Feeling queasy about the stock market? Its bumpy path has sent investors on a wild - and mostly downward - ride in the past two months. For the year, the market has lost more than 3 percent of its value. While Wall Street started the year with modest expectations, few predicted that 2005 would be as challenging as it has been.
So what's next? No one can rule out more volatility. Interest rates keep climbing and summertime is usually a weak period for stocks. But earnings remain relatively healthy. So many analysts suggest tweaking portfolios rather than wholesale change.
Of course, investors can be excused for feeling taken for a ride. After flirting with 11000 in March, the Dow Jones Industrial Average sank to nearly 10000 before recovering a little. The broader S&P 500 index now sits 3.4 percent lower than it did at the beginning of the year. Indexes tracking technology and small-company stocks have fallen more steeply.
April proved so dismal that few sectors were left unscathed. Even energy stocks, industrial materials, and capital goods stocks - market leaders in the first three months of the year - weakened last month. Net inflows into domestic mutual funds, a barometer of investors' souring mood, have dropped sharply from year-earlier levels.
Even favorable first-quarter corporate profit reports have failed to offset investor worries about an uptick in inflation, a slowing economy, and the Federal Reserve's ongoing campaign to boost short-term interest rates. Last week, the Fed raised its benchmark Fed funds rate to 3 percent from 2.75 percent, the eighth hike in a year.
"It's been a yo-yo market and I don't see that ending soon," says Fred Dickson, chief market strategist at D.A. Davidson & Co. a Montana-based brokerage firm.
But like many equity strategists, Mr. Dickson is upbeat about the intermediate term. He feels the bull market is just taking a breather.
Since 1900, there have been 21 recoveries from bear markets, according to The Leuthold Group, a Minneapolis-based investment advisory firm. In 11 of those cases, stocks declined in the third year. Even factoring in the other 10 periods, the performance average for the third year has been a 3 percent loss.
The current bull market is no spring chicken. In fact, the upswing since October 2002 has lagged the normal pattern in terms of strength, says Leuthold analyst Andrew Engel. "Unfortunately, that doesn't beget outperformance in the third year."

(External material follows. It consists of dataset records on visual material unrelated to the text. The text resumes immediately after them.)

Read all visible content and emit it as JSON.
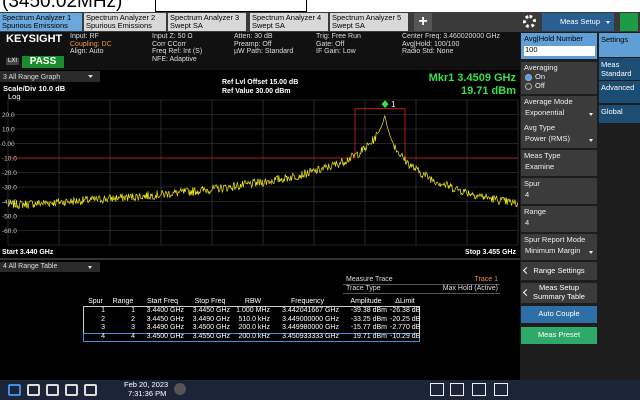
{
  "overlay_text": "(3450.02MHz)",
  "tabs": [
    {
      "line1": "Spectrum Analyzer 1",
      "line2": "Spurious Emissions"
    },
    {
      "line1": "Spectrum Analyzer 2",
      "line2": "Spurious Emissions"
    },
    {
      "line1": "Spectrum Analyzer 3",
      "line2": "Swept SA"
    },
    {
      "line1": "Spectrum Analyzer 4",
      "line2": "Swept SA"
    },
    {
      "line1": "Spectrum Analyzer 5",
      "line2": "Swept SA"
    }
  ],
  "tab_add": "+",
  "mode_menu": "Meas Setup",
  "info": {
    "brand": "KEYSIGHT",
    "mode_tag": "LXI",
    "status": "PASS",
    "columns": [
      [
        "Input: RF",
        "Coupling: DC",
        "Align: Auto"
      ],
      [
        "Input Z: 50 Ω",
        "Corr CCorr",
        "Freq Ref: Int (S)",
        "NFE: Adaptive"
      ],
      [
        "Atten: 30 dB",
        "Preamp: Off",
        "µW Path: Standard"
      ],
      [
        "Trig: Free Run",
        "Gate: Off",
        "IF Gain: Low"
      ],
      [
        "Center Freq: 3.460020000 GHz",
        "Avg|Hold: 100/100",
        "Radio Std: None"
      ]
    ]
  },
  "graph": {
    "window": "3 All Range Graph",
    "scale": "Scale/Div 10.0 dB",
    "scale_type": "Log",
    "ref_offset": "Ref Lvl Offset 15.00 dB",
    "ref_value": "Ref Value 30.00 dBm",
    "marker_freq": "Mkr1 3.4509 GHz",
    "marker_amp": "19.71 dBm",
    "marker_label": "1",
    "y_labels": [
      "20.0",
      "10.0",
      "0.00",
      "-10.0",
      "-20.0",
      "-30.0",
      "-40.0",
      "-50.0",
      "-60.0"
    ],
    "start": "Start 3.440 GHz",
    "stop": "Stop 3.455 GHz"
  },
  "table": {
    "window": "4 All Range Table",
    "info": [
      [
        "Measure Trace",
        "Trace 1"
      ],
      [
        "Trace Type",
        "Max Hold (Active)"
      ]
    ],
    "headers": [
      "Spur",
      "Range",
      "Start Freq",
      "Stop Freq",
      "RBW",
      "Frequency",
      "Amplitude",
      "ΔLimit"
    ],
    "rows": [
      [
        "1",
        "1",
        "3.4400 GHz",
        "3.4450 GHz",
        "1.000 MHz",
        "3.442041667 GHz",
        "-39.38 dBm",
        "-26.38 dB"
      ],
      [
        "2",
        "2",
        "3.4450 GHz",
        "3.4490 GHz",
        "510.0 kHz",
        "3.449000000 GHz",
        "-33.25 dBm",
        "-20.25 dB"
      ],
      [
        "3",
        "3",
        "3.4490 GHz",
        "3.4500 GHz",
        "200.0 kHz",
        "3.449980000 GHz",
        "-15.77 dBm",
        "-2.770 dB"
      ],
      [
        "4",
        "4",
        "3.4500 GHz",
        "3.4550 GHz",
        "200.0 kHz",
        "3.450933333 GHz",
        "19.71 dBm",
        "-10.29 dB"
      ]
    ]
  },
  "menu": {
    "items": [
      {
        "label": "Avg|Hold Number",
        "value": "100"
      },
      {
        "label": "Averaging",
        "options": [
          "On",
          "Off"
        ]
      },
      {
        "label": "Average Mode",
        "value": "Exponential"
      },
      {
        "label": "Avg Type",
        "value": "Power (RMS)"
      },
      {
        "label": "Meas Type",
        "value": "Examine"
      },
      {
        "label": "Spur",
        "value": "4"
      },
      {
        "label": "Range",
        "value": "4"
      },
      {
        "label": "Spur Report Mode",
        "value": "Minimum Margin"
      }
    ],
    "buttons": [
      "Range Settings",
      "Meas Setup Summary Table",
      "Auto Couple",
      "Meas Preset"
    ],
    "side_tabs": [
      "Settings",
      "Meas Standard",
      "Advanced",
      "Global"
    ]
  },
  "taskbar": {
    "date": "Feb 20, 2023",
    "time": "7:31:36 PM"
  }
}
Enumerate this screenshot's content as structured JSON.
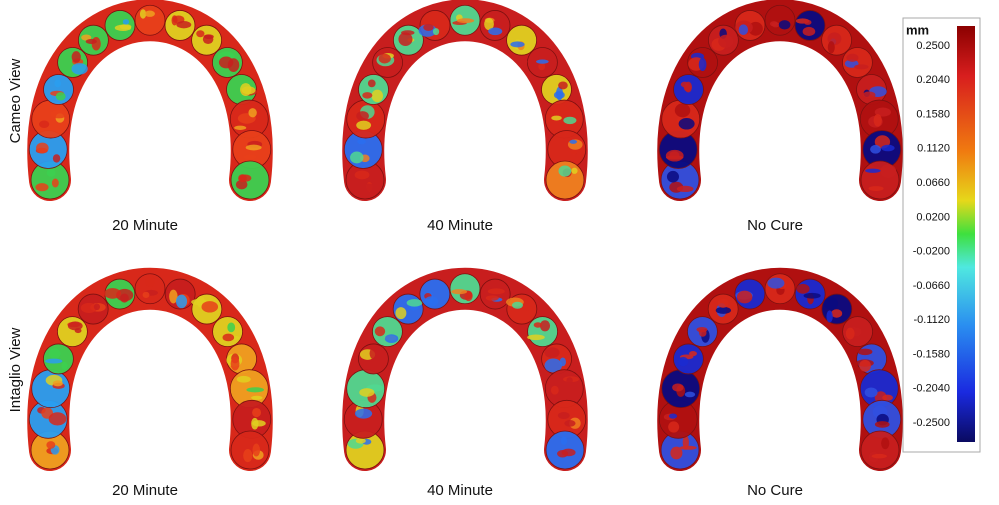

Overall, corporate profits for S&P 500 companies have fared slightly better than Wall Street expected during the first quarter, according to Thompson Financial, which tallies analysts' estimates. Thompson projects year-over-year earnings growth of better than 10 percent for the S&P 500 index in the second half of 2005. Further earnings gains in 2005 are expected to be largely driven by higher sales, not plumper margins. Of itself, a double-digit percentage earnings advance for the year doesn't ensure that stocks will rise in the face of interest-rate headwinds, analysts point out. Still, positive earnings momentum, coupled with moderate price-earnings ratios, should provide important props for stock prices. "A profits slowdown isn't a real problem as long as the level of earnings doesn't decline," says Mr. Engel.
To mitigate market turbulence, some Wall Street strategists are urging investors to tilt their portfolios toward higher-quality stocks with a record of consistent dividends. Many utilities, healthcare, and food companies fit this bill, as do major oil companies.
Like many money managers, David Laidlaw of Laidlaw Group, an investment counseling firm in Katonah, N.Y., is a big fan of global oil players. But he also favors smaller oil and gas producers with North American reserves who are benefiting from buoyant global energy demand. On the other hand, he finds financial stocks unappealing. With interest rates rising, financial-service firms face a profit-margin squeeze, he says. "And in a highly leveraged economy, they are prone to suffer from loan defaults or risk management mishaps."
As long as the Fed is in a tightening mode, investors should proceed cautiously, Dickson says. He expects the Fed will continue to "tap on the brakes," pushing the benchmark rate upward, possibly as high as 4 percent by year-end. While that level would not derail the economy, its effect on bonds and other financial instruments could cause more trouble for the market, he adds.
In the past, rising interest rates have generally dampened stock prices. When the Fed started to tighten monetary policy in February 1994, for example, the market stalled for 11 months before resuming its lengthy advance. While economic conditions are somewhat different today, the S&P 500's price/earnings ratio has been relatively flat since the Fed began boosting rates over the past year.
A key question is how weak economic data will affect the pace and size of future Fed rate hikes. If oil prices and inflation are restrained, the Fed might pause its tightening - a good sign for stocks, analysts say.